Identification of hydroxycinnamoylquinic acids of arnica flowers and burdock roots using a standardized LC-DAD-ESI/MS profiling method.

A screening method using LC-DAD-ESI/MS was developed for the identification of common hydroxycinnamoylquinic acids based on direct comparison with standards. A complete standard set for mono-, di-, and tricaffeoylquinic isomers was assembled from commercially available standards, positively identified compounds in common plants (artichokes, asparagus, coffee bean, honeysuckle flowers, sweet potato, and Vernonia amygdalina leaves) and chemically modified standards. Four C18 reversed phase columns were tested using the standardized profiling method (based on LC-DAD-ESI/MS) for 30 phenolic compounds, and their elution order and retention times were evaluated. Using only two columns under standardized LC condition and the collected phenolic compound database, it was possible to separate all of the hydroxycinnamoylquinic acid conjugates and to identify 28 and 18 hydroxycinnamoylquinic acids in arnica flowers (Arnica montana L.) and burdock roots (Arctium lappa L.), respectively. Of these, 22 are reported for the first time.

Phenolic compounds and chromatographic profiles of pear skins (Pyrus spp.).

A standardized profiling method based on liquid chromatography with diode array and electrospray ionization/mass spectrometric detection (LC-DAD-ESI/MS) was used to analyze the phenolic compounds in the skins of 16 pears (Pyrus spp.). Thirty-four flavonoids and 19 hydroxycinnamates were identified. The main phenolic compounds (based on peak area) in all of the pear skins were arbutin and chlorogenic acid. The remaining phenolics varied widely in area and allowed the pears to be divided into four groups. Group 1, composed of four Asian pears (Asian, Asian brown, Korean, and Korean Shinko), contained only trace quantities of the remaining phenolics. Yali pear (group 2) contained significant amounts of dicaffeoylquinic acids. Fragrant pear (group 3) contained significant quantities of quercetin glycosides and lesser quantities of isorhamnetin glycosides and the glycosides of luteolin, apigenin, and chrysoeriol. The remaining 10 pears (group 4) (Bartlett, Beurre, Bosc, Comice, D'Anjou, Forelle, Peckham, Red, Red D'Anjou, and Seckel) contained significant quantities of isorhamnetin glycosides and their malonates and lesser quantities of quercetin glycosides. Red D'Anjou, D'Anjou, and Seckel pears also contained cyanidin 3-O-glucoside. Thirty-two phenolic compounds are reported in pear skins for the first time.

New phenolic components and chromatographic profiles of green and fermented teas.
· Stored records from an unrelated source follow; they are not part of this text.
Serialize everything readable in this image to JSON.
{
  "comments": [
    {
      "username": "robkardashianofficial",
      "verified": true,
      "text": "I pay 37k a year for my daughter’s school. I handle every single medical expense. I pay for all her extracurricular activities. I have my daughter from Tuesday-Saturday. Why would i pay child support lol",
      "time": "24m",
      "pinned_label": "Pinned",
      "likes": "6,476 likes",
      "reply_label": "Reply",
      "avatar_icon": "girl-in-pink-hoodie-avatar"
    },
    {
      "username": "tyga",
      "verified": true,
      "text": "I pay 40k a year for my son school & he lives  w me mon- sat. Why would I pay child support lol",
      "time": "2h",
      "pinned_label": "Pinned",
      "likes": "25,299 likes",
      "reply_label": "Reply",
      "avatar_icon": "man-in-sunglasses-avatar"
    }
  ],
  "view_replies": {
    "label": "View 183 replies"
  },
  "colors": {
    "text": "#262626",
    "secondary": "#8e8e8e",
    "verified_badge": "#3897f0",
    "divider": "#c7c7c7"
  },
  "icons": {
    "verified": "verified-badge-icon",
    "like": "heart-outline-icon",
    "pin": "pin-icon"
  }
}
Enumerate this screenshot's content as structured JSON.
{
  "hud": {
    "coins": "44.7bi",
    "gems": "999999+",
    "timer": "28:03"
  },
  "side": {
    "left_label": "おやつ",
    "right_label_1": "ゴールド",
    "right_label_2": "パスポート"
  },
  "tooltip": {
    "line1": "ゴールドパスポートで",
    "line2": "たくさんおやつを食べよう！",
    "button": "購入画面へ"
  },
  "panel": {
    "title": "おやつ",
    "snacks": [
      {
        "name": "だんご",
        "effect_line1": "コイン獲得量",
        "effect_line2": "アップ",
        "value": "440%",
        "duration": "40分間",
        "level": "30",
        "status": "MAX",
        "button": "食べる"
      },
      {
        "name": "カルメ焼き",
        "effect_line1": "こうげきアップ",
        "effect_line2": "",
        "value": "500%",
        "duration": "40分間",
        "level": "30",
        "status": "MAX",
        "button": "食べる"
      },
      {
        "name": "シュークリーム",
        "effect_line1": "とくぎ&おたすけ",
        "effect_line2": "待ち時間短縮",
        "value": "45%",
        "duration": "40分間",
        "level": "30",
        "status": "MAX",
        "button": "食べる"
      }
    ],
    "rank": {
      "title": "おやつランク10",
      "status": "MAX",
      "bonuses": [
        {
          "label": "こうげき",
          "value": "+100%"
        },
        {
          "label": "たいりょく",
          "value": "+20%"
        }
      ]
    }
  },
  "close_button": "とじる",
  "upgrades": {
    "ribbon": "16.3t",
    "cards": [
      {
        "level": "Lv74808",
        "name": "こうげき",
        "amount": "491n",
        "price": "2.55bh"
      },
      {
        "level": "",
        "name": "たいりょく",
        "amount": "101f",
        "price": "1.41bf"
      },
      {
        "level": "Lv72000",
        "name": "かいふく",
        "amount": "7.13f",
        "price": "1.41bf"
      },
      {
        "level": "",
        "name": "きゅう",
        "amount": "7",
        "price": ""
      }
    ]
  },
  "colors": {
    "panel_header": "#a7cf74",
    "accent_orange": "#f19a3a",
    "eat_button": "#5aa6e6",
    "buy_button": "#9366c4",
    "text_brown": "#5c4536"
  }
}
A standardized profiling method based on liquid chromatography with diode array and electrospray ionization mass spectrometric detection (LC-DAD-ESI/MS) was applied to establish the phenolic profiles of 41 green teas and 25 fermented teas. More than 96 phenolic compounds were identified that allowed the teas to be organized into five groups. Epigallocatechin gallate (EGCG) was the major phenolic component of green tea made from mature leaves (group 2), while green tea made from the younger buds and leaves (group 1) contained lower flavonoid concentrations. Partially fermented teas (group 3) contained one-half the EGCG content of the green tea. Fully fermented black teas (group 4) had a trace of EGCG, but contained theaflavins. Highly overfermented black tea (group 5) contained only trace amounts of flavonol glycosides and theaflavins. Over 30 phenolics are new for tea, and this is the first phenolic profile to simultaneously detect C- and O-glycosylated flavonoids, catechins, proanthocyanidins, phenolic acid derivatives, and purine alkaloids.